All of this said, when Peggy said “just do it” during her webcast last Monday, I realized I just needed to start moving forward again, embracing the trial and error process anew. So today, that’s what I did. I cut out a pair of yoga pants from the newly-fitted pattern I created after my last muslin experiment and a cardi from a new pattern I bought last Spring. I chose a basic, neutral-colored knit fabric from my stash which will be useful if the new items turn out well, but not hugely disappointing if they don’t. I’m considering this effort “wearable muslins” stage two.
So, now I will take Peggy’s and actually my own advice too, something I’ve told my voice students for years, simply that there comes a time when we must stop planning and just do it. Thanks for the reminder Peggy!
3 Replies to “Just Do It”
I’ve been similarly paralyzed lately with my mixed media and altered art (as well as sewing, writing and other creative avenues). I’ve been collecting items and supplies for a very long time, filling boxes, bags and shelves in various hiding places indoors and out. The result was an almost insurmountable mess, and the thought of dealing with it would immediately crush my creativity (which emerges and cries for attention often), and I experienced an art drought. So what I finally did this summer was to use almost all of my vacation from work (we’re talking about 3 weeks) to stay right here at home to plow through, organize all of my art making materials, tools and supplies. This included spending $100 on lidded, clear boxes (best $100 I ever spent) which needed to happen before I could get unstuck. And I hung in there with my resolve, no goofing off, watching TV or surfing the internet. I let usual home duties slip by the wayside (though alerted my husband that my home-maker behaviors were going to practically disappear for awhile). It seemed scandalous at first to use up my vacation like that, but Art is a priority for me, and when I really thought about it I realized there was no better way to spend my vacation days than to make art and creativity more accessible to myself. But it did take a lot of thought and self permission to get to the “Just do it” part. There are many, many things I need and want to do in order to move forward on what’s important to me, and choosing just one huge project (centralizing and organizing all of my art stuff) and actually doing it helped my entire outlook immensely. Once the decision was made, I was able to commit and focus. And now that it’s done I’m motivated to do more.

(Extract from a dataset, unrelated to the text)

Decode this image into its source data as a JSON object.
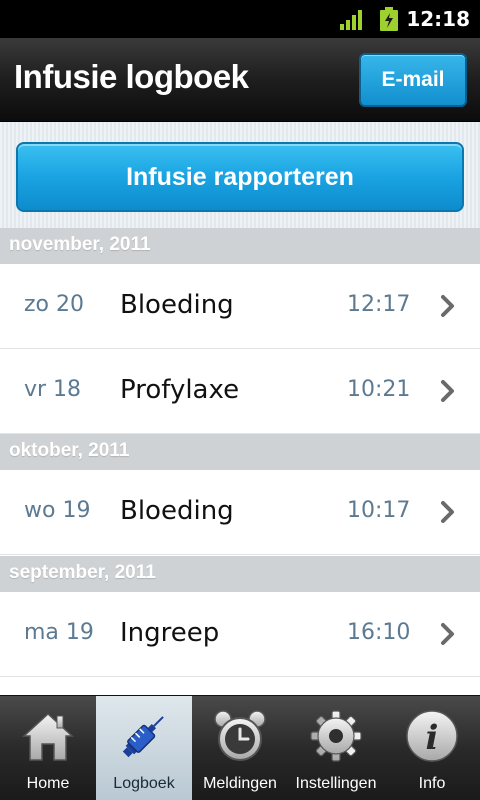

I just found your blog and can completely relate! I didn’t even blog all summer! I finally blogged today and think I’m getting back to “normal” where I want to be with sewing Mojo – I call it Sewjo! I’m so glad I found your blog. All summer my husband and daughter told me to get off Pinterest and YouTube and just go make something, no matter how it comes out. I just couldn’t bring myself to invest time in the sewing room, only to come out with something I didn’t feel 100% wearing. I’ve been a fan of Peggy’s for years and have learned alot from her. You and Peggy are right – just do it! I’m committing that I will tackle one project per week this month because I feel so much better when I sew.
Yay Kim! Thanks for your comments. It’s nice to know there’s another kindred spirit out there.